Katherine Forrest is one of our iconic lesbian mystery novelists and Kate Delafield was our first out lesbian detective.
With nearly a decade since Forrest’s last foray into the seamy world of the LAPD, it may have seemed as if we wouldn’t see Delafield again.
But–she’s back. Not with a bang, nor with a whimper, but with a full-throated cry of foul at the various hands she’s been dealt since we saw her last.
High Desert, the ninth in Forrest’s Delafield series, opens anomalously, sans crime. The detective is re-arranging herself in her own living room as she awaits a visit from her former lieutenant, now a captain, Carolina Walcott. The smooth, tough, driven, no-nonsense African-American Walcott is visiting a subordinate for a very specific reason:
She needs Kate’s help finding Kate’s former partner, Joe Cameron.
There’s no crime. Well, no new crime. There is, however, the ghost of an old case, one of those cases that breaks a detective. That case–Tamara Carter’s murder–has haunted Joe and by extension, Kate.
Captain Walcott needs to find Joe, who’s disappeared while on a leave of absence, and fast. Kate is now forcibly retired and she has issues. Her longtime partner, Aimee, has left her. Again. Alcohol has become her best friend. Another actual best friend, Maggie Schaeffer, owner of the Nightwood Bar that was the scene of one of Kate’s early cases, is dying of lung cancer in hospice care. And now the remnants of Kate’s life are all around her in an ugly, untidy, possibly unfixable mess.
Walcott’s visit is unsettling in the extreme because it rips right through Kate’s thin veneer (more like mask) of complacent retirement. After a quarter century on the job, the 60-something Kate is at a loss. Every time she thinks about what she should do next, the most obvious answer lies in a nearby bottle, of which she has many.
Walcott suggests therapy with Calla Dearborn, who may or may not be Walcott’s lover.
Like every loner addict, Kate is infuriated by the suggestion that she needs help.
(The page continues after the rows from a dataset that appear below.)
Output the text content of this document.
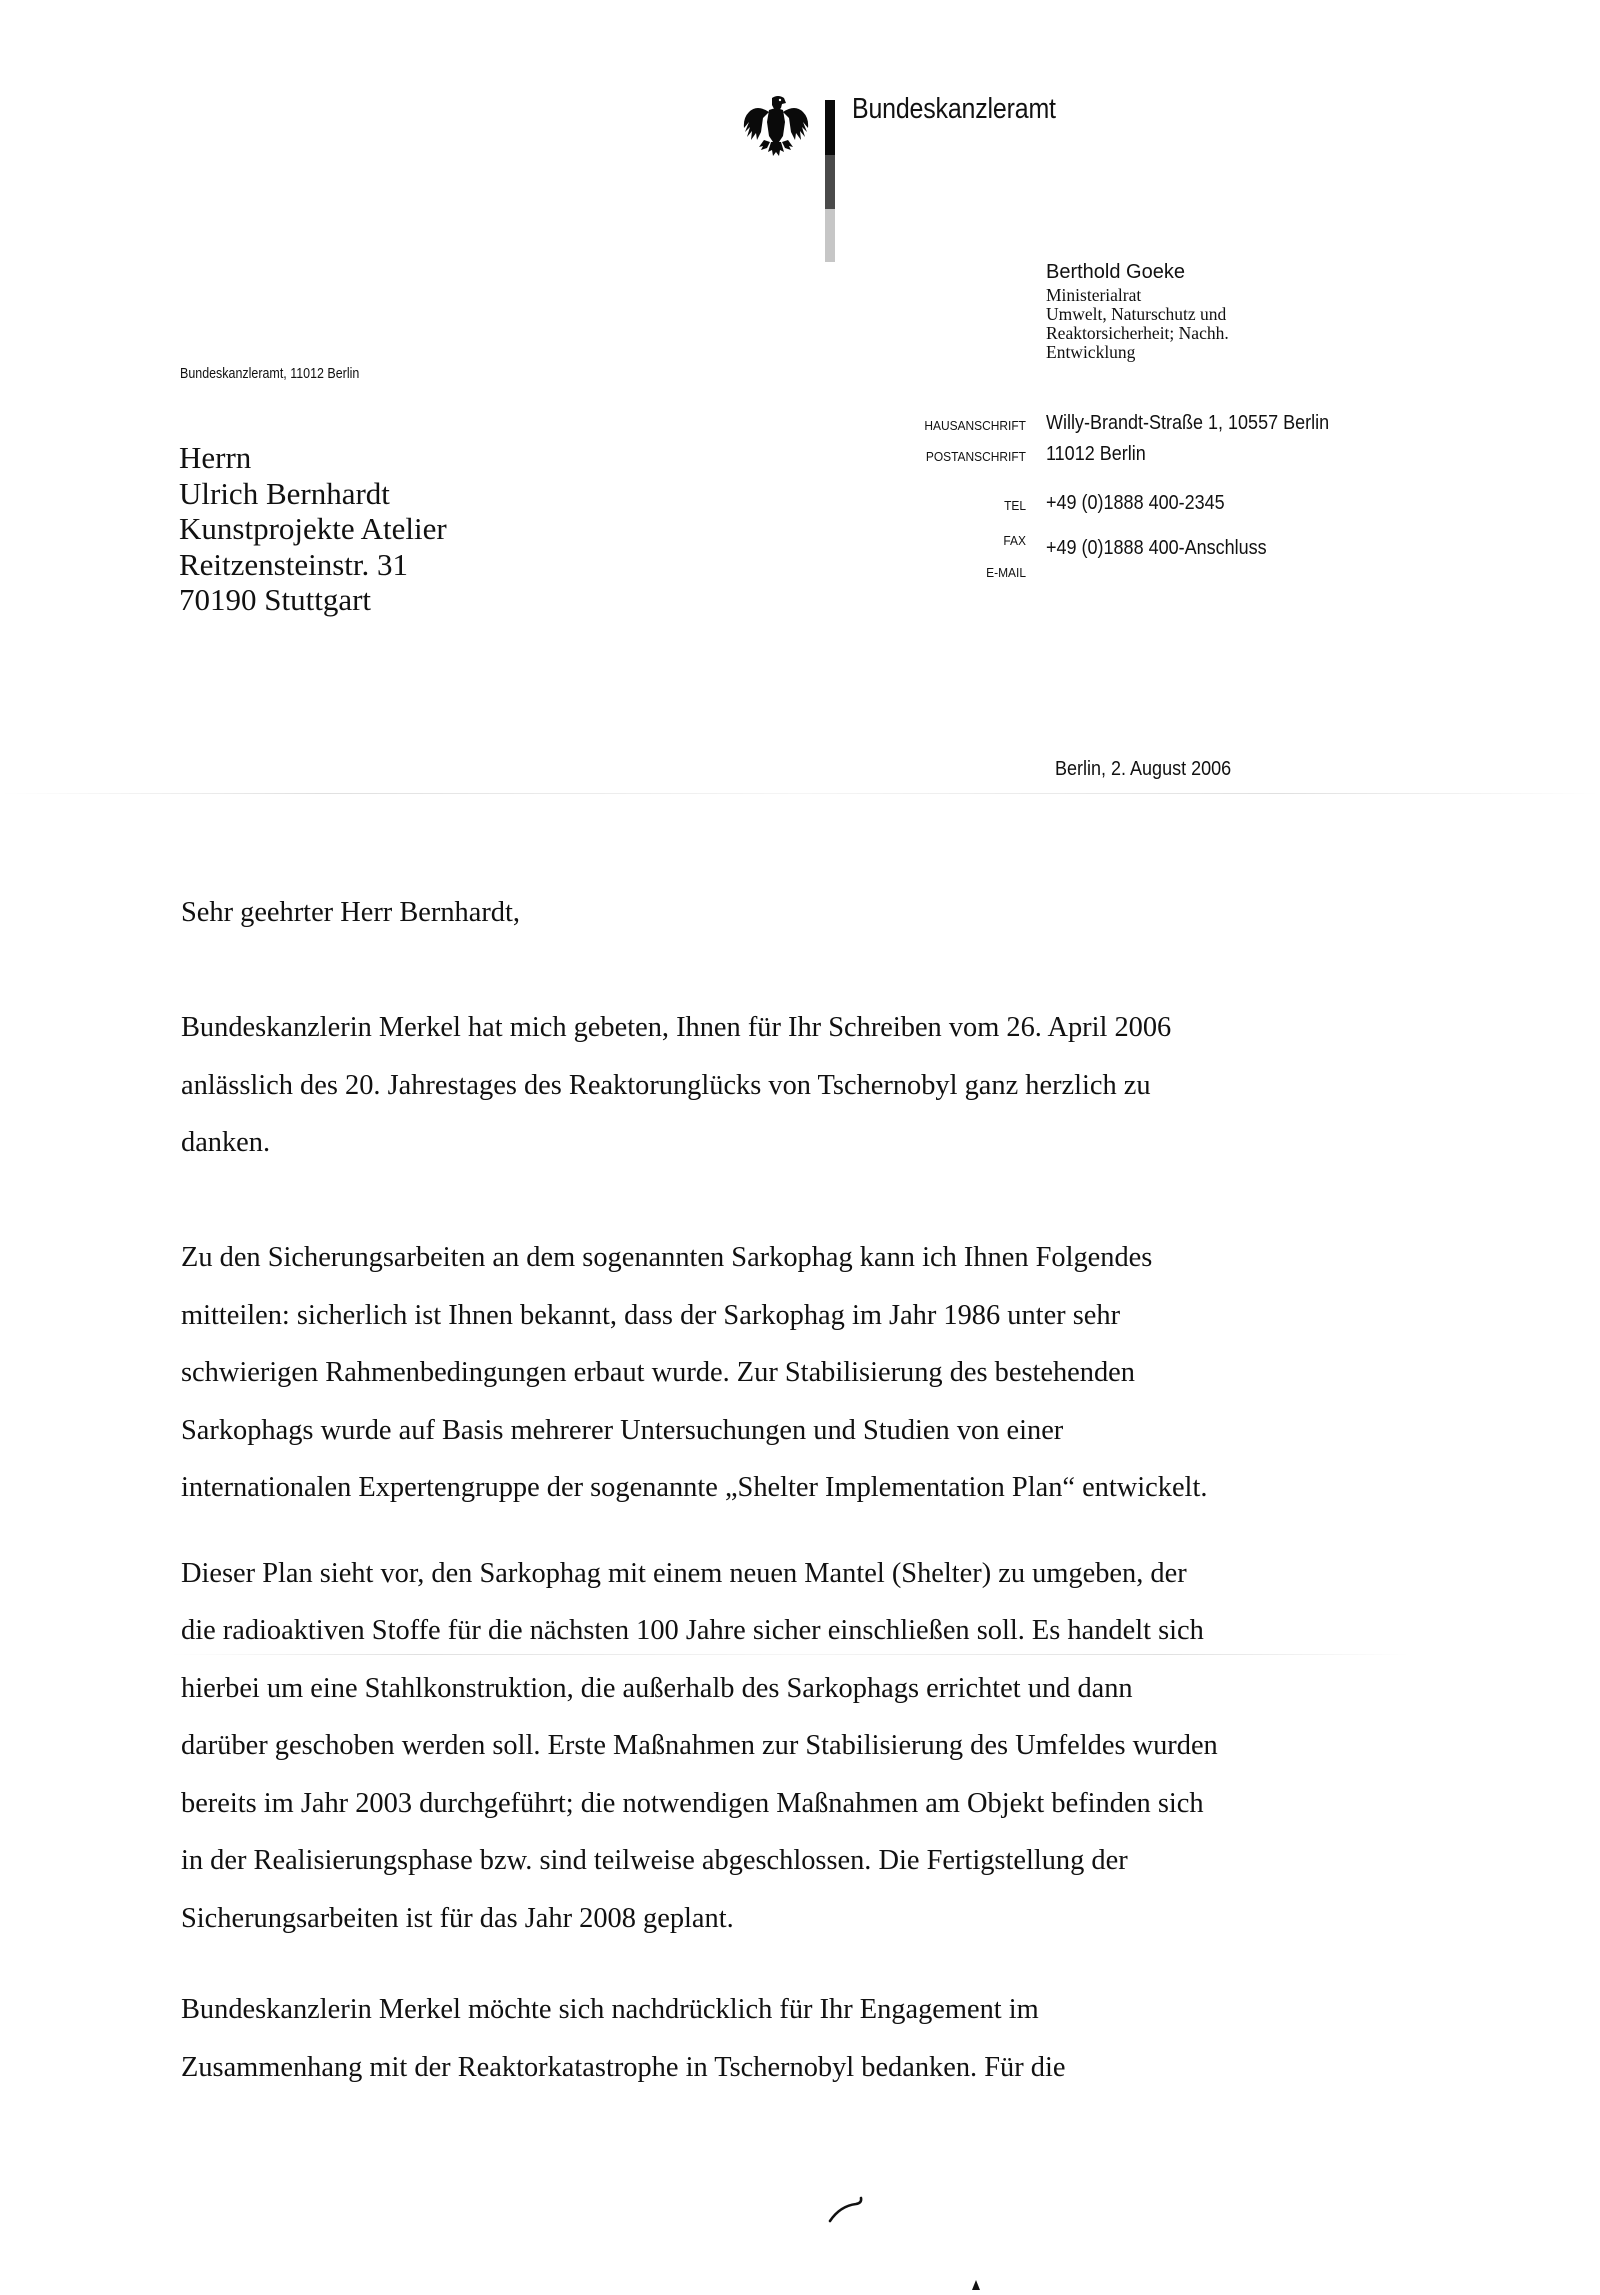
Bundeskanzleramt
Berthold Goeke
Ministerialrat
Umwelt, Naturschutz und
Reaktorsicherheit; Nachh.
Entwicklung
Bundeskanzleramt, 11012 Berlin
Herrn
Ulrich Bernhardt
Kunstprojekte Atelier
Reitzensteinstr. 31
70190 Stuttgart
HAUSANSCHRIFT Willy-Brandt-Straße 1, 10557 Berlin
POSTANSCHRIFT 11012 Berlin
TEL +49 (0)1888 400-2345
FAX +49 (0)1888 400-Anschluss
E-MAIL
Berlin, 2. August 2006
Sehr geehrter Herr Bernhardt,
Bundeskanzlerin Merkel hat mich gebeten, Ihnen für Ihr Schreiben vom 26. April 2006
anlässlich des 20. Jahrestages des Reaktorunglücks von Tschernobyl ganz herzlich zu
danken.
Zu den Sicherungsarbeiten an dem sogenannten Sarkophag kann ich Ihnen Folgendes
mitteilen: sicherlich ist Ihnen bekannt, dass der Sarkophag im Jahr 1986 unter sehr
schwierigen Rahmenbedingungen erbaut wurde. Zur Stabilisierung des bestehenden
Sarkophags wurde auf Basis mehrerer Untersuchungen und Studien von einer
internationalen Expertengruppe der sogenannte „Shelter Implementation Plan“ entwickelt.
Dieser Plan sieht vor, den Sarkophag mit einem neuen Mantel (Shelter) zu umgeben, der
die radioaktiven Stoffe für die nächsten 100 Jahre sicher einschließen soll. Es handelt sich
hierbei um eine Stahlkonstruktion, die außerhalb des Sarkophags errichtet und dann
darüber geschoben werden soll. Erste Maßnahmen zur Stabilisierung des Umfeldes wurden
bereits im Jahr 2003 durchgeführt; die notwendigen Maßnahmen am Objekt befinden sich
in der Realisierungsphase bzw. sind teilweise abgeschlossen. Die Fertigstellung der
Sicherungsarbeiten ist für das Jahr 2008 geplant.
Bundeskanzlerin Merkel möchte sich nachdrücklich für Ihr Engagement im
Zusammenhang mit der Reaktorkatastrophe in Tschernobyl bedanken. Für die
After all, she’s the one who has helped others all along. She wants to shove Walcott out the door, but the tantalizing lifeline that Walcott has tossed her can’t be ignored. She takes Dearborn’s card. And agrees to help Walcott find Cameron.
High Desert is proof there is life in the old gal yet–both Forrest, who is hitting 75 next month–and Delafield, who remains the complex and engaging character she always was.
This is solid detective fiction of the page-turning sort. If the early chapters feel too caught up in Kate’s personal turmoil, that’s essential to what comes next. As Kate takes on Walcott’s mission, we see how her detective skills have not diminished one iota.